Research conducted on behalf of the UK Diabetic Retinopathy Electronic Medical Record (UK DR EMR) Users Group has shown that the rate of developing “treatment-requiring” diabetic macular oedema (DMO), following cataract surgery, increases dramatically, peaking in the 3-6 months’ postoperative period. In addition, the research demonstrated that patients with moderate and severe non-proliferative diabetic retinopathy (NPDR) are at particularly high risk. The research suggests that outcomes may improve with a pre-operative DR severity status screen and OCT of both eyes, in addition to increased post-operative monitoring.
While changes in the ocular microenvironment following cataract surgery have been previously reported, clinical studies regarding DMO after cataract surgery have been inconclusive and most reported studies have less than 100 patients. The UK researchers undertook a “real world” study to obtain a more accurate picture of the heterogeneous populations seen in clinical practice. As the artificial environment of the traditional randomised controlled trial (RCT) often obscures treatment effects, studying broader population sets provide an opportunity to obtain more accurate and generalizable data useful in managing more efficient clinical care.
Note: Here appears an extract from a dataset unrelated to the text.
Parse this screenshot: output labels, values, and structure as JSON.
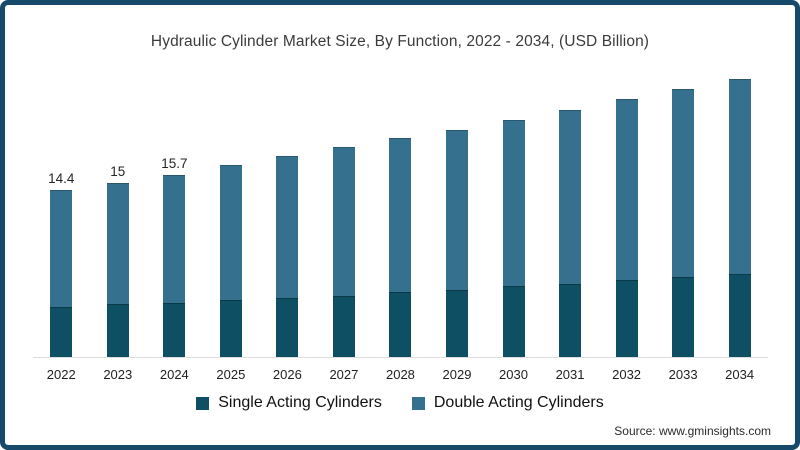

The research protocol extracted data on 123,968 eyes from 61,984 patient records, spanning subjects with various diabetic retinopathy grades, and with no diabetic retinopathy. Of the patient records analysed, 33,967 were male and 28,002 were female, while 15 cases of unrecorded gender were additionally included. Following analysis and exclusion of ineligible patients, 4,850 eyes from 3,837 patients were included in the study. These comprised of eyes undergoing cataract surgery in patients with diabetes, with retinopathy grade(s) recorded in the 2 years before and after surgery, and who had not developed DMO requiring treatment prior to study entry. The final study group comprised 1,719 eyes with no apparent diabetic retinopathy (DR), 1,034 with mild NPDR, 1,527 with moderate NPDR, 165 with severe NPDR, and 405 with proliferative DR. Results showed that the percentage of eyes developing a first episode of “treatment-requiring DMO” increased from 2.9% in the year immediately prior to surgery to 5.3% in the first year, and 4.8% in the second year post-surgery; the highest risk period was between 3 and 6 months post-surgery, while 1.7% of eyes developed a first episode of “treatment-requiring DMO” during the initial 3-month period, equating to an annualised risk of 6.8%.
Commenting on the results, the study authors stated, “this analysis of a real world dataset achieved at a large number of centres across the UK indicates an increased rate of developing visually significant DMO in the post-operative phase, with a particularly high risk from 3 to 9 months. The UK requirement for an OCT-defined threshold of DMO to access ranibizumab treatment, and the presence of a clear post-operative DMO spike in this cohort provides further evidence that this is a real increase in DMO and not just an issue of visualisation. We would recommend that assessment prior to cataract surgery for any patient with diabetes should include a record of DR severity status and a macular OCT of both eyes, while recognising that the lens opacities may limit assessment in some eyes. There may also be a role for increased monitoring of patients with even relatively mild diabetic retinopathy during the post-operative phase to help detect DMO and enable earlier treatment.”